Obamafoodorama posts before and after shots of the White House garden.  What stands out when you click on the before photo and enlarge it is the garlic they have growing.  Back in my youth, garlic was something used in cooking by southern European immigrants.   Times have changed.  (I tried garlic once but it was a tricky crop to grow.)

Looks to me as if each helper had about half a flat of starts to put out.  Not exactly a hard day's work, but the symbolism is important.

Tuesday, March 27, 2012

Obama's Garden

Obamafoodorama has posts on the actual planting of the White House Garden.  Apparently they're planting cool weather vegetables, mostly starts instead of seeds.  If they were sowing seeds I'd call them a tad late, since they're in a warmer area than we are. But starts makes sense: that way you can see where your untrained helpers are planting; wouldn't want to have any irregular rows, or rows which drift to the right in the garden.  Planted potatoes for the first time which makes sense in terms of productivity.

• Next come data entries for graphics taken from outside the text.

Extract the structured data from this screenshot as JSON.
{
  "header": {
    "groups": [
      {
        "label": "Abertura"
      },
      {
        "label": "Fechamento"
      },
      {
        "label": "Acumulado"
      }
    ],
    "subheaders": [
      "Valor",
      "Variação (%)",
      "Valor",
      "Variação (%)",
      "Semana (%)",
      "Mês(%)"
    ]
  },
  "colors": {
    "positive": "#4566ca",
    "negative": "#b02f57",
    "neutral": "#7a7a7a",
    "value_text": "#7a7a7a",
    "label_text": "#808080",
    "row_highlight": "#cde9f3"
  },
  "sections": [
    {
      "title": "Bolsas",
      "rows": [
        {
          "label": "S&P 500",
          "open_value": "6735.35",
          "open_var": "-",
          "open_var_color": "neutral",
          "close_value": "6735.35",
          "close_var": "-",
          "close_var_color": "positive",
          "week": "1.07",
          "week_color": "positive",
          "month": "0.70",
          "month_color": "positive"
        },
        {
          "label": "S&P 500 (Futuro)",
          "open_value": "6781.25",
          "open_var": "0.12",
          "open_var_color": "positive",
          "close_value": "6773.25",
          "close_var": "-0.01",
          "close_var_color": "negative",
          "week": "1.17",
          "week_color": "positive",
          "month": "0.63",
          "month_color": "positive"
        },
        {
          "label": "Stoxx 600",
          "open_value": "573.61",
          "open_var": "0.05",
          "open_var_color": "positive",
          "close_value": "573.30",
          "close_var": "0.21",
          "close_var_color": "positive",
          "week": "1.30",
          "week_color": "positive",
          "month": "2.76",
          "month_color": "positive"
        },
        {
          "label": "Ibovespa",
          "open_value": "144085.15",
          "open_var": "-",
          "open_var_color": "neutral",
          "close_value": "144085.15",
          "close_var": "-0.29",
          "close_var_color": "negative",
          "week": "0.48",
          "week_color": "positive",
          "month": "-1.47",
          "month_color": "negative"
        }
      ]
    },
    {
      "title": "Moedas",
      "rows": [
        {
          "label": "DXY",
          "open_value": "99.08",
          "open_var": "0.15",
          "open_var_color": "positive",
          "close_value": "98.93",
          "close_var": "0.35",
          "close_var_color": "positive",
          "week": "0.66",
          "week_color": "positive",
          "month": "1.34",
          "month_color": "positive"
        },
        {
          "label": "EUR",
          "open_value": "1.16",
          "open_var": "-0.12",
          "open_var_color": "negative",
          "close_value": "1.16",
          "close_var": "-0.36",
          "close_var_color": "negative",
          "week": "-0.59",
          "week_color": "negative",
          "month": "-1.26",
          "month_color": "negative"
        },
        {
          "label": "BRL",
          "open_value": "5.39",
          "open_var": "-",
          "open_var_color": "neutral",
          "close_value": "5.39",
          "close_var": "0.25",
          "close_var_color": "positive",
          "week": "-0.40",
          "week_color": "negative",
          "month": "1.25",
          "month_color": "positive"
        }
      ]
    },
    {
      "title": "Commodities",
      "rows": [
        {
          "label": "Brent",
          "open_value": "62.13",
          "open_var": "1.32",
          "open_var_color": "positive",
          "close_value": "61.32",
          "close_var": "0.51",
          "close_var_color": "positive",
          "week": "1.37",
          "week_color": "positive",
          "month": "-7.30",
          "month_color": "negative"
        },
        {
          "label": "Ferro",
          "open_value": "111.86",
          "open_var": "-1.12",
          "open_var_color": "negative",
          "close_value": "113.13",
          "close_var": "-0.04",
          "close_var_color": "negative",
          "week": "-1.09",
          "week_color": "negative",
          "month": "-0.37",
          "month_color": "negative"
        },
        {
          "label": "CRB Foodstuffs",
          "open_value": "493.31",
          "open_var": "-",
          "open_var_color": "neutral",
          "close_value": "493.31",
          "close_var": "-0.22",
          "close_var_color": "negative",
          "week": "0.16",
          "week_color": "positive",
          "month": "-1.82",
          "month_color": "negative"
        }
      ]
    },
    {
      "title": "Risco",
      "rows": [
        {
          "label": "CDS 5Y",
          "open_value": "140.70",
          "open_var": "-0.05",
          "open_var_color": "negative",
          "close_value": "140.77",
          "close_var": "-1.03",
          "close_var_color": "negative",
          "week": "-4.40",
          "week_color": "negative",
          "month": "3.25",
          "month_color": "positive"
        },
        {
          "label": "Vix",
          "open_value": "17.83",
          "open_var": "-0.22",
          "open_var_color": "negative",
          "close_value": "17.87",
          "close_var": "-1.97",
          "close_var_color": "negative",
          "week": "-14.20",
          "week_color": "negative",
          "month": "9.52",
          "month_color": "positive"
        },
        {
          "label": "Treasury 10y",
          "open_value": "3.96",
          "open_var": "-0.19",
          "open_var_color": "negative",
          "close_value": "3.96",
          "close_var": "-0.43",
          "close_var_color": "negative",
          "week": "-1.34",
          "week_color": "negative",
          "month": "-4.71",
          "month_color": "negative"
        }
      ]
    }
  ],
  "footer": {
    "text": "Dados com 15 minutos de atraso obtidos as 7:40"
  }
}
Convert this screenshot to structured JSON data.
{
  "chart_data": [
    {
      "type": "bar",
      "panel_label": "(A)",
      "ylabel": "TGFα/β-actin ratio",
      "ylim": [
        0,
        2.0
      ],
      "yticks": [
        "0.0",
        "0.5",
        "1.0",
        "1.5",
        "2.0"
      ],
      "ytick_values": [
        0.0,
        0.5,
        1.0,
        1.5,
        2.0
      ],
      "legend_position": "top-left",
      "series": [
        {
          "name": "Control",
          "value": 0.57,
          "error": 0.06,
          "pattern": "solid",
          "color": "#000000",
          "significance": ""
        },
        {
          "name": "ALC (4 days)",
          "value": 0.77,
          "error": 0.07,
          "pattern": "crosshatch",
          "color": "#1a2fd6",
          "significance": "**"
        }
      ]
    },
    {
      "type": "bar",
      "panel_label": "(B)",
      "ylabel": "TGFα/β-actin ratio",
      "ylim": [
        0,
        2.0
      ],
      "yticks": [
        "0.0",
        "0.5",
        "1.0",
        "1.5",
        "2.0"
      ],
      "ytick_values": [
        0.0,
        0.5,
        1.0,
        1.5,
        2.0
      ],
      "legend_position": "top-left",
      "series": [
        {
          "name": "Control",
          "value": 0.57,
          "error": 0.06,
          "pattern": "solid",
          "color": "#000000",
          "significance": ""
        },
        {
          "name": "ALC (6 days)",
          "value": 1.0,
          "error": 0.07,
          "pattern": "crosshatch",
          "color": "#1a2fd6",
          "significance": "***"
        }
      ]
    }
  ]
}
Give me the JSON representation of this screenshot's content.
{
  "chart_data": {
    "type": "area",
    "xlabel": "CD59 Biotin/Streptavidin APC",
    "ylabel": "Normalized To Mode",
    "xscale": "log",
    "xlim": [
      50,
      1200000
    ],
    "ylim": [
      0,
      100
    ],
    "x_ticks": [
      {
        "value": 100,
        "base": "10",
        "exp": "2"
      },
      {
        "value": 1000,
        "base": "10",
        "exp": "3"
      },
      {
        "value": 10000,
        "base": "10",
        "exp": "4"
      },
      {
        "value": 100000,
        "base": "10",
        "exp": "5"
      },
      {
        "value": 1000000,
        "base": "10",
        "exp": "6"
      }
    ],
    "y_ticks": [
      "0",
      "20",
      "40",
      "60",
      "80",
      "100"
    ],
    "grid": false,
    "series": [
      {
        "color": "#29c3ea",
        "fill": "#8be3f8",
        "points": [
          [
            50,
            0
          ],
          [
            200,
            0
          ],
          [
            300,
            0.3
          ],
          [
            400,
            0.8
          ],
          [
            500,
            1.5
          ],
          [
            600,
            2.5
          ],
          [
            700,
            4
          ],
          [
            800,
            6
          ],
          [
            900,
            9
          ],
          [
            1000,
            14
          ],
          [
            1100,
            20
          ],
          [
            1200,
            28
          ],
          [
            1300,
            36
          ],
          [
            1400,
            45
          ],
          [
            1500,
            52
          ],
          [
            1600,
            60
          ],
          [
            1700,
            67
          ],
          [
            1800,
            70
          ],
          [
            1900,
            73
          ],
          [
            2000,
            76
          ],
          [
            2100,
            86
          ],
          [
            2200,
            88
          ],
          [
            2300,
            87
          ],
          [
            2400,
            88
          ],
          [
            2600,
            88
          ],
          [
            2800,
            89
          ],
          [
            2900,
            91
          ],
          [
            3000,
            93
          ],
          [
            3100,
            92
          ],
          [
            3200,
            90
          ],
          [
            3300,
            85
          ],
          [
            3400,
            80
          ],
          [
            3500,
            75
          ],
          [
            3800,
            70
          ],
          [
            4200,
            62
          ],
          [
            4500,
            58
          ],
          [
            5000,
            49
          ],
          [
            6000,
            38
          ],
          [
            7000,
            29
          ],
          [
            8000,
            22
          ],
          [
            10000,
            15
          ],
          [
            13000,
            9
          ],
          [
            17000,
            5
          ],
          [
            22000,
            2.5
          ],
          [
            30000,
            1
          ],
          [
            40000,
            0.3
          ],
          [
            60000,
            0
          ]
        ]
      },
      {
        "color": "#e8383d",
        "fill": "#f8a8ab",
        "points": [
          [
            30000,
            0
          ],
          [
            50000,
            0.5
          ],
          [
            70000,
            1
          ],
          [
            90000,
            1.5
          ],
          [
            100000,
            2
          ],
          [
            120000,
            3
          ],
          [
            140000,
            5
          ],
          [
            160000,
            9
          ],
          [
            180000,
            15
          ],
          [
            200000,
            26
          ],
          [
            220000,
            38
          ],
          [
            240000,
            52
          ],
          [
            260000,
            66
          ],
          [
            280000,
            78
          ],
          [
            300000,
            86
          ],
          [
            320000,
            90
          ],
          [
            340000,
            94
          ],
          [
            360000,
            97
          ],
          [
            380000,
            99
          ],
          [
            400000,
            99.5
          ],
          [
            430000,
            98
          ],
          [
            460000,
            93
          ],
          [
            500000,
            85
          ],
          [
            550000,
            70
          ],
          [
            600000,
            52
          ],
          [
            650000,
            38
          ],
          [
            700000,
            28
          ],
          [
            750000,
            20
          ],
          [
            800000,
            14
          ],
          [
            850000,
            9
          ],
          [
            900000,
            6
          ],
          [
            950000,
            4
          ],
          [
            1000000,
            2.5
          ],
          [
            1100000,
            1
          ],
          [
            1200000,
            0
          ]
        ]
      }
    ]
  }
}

I observe Mrs. Obama favored girls, particularly Girl Scouts, in selecting her volunteers.  I also observe the idea that the Obama kids will garden has faded away.  It was a nice idea but this is a show piece with lots of different people with their fingers in the soil, which doesn't make for a good learning experience for the kids.

Monday, March 26, 2012

Modern Architecture

As you might expect from a geezer I'm not a real fan of modern architecture, particularly the modern architecture of the 1960's and 70's.  I do love Saarinen's Dulles Airport and St. Louis Arch. 

And this building in Reston, now vacant, works pretty well for me.  Not great, but okay.


White House Garden

Today's the day Mrs. Obama is getting her garden planted.  I'm almost reminded of Tom Sawyer and whitewashing the fence, given the number of kids who will be working for her. It's really a two-fer, since as Obamafoodorama observes, some of the invitees are from key battleground states for the fall election.  (In DC, it's politics, always politics.)  But planting is really the easy part, once the ground has been prepared, which we can assume was done by adults over the weekend. 

She's got good weather for it, a little windy as the cold front moves in, but I don't know whether she's planting tender vegetables or not.  March 26 is late for the cool-weather ones (our peas, lettuce, onions are doing well, thank you) and a tad early for warm weather, though given the availability of hoop beds, they can probably manage okay.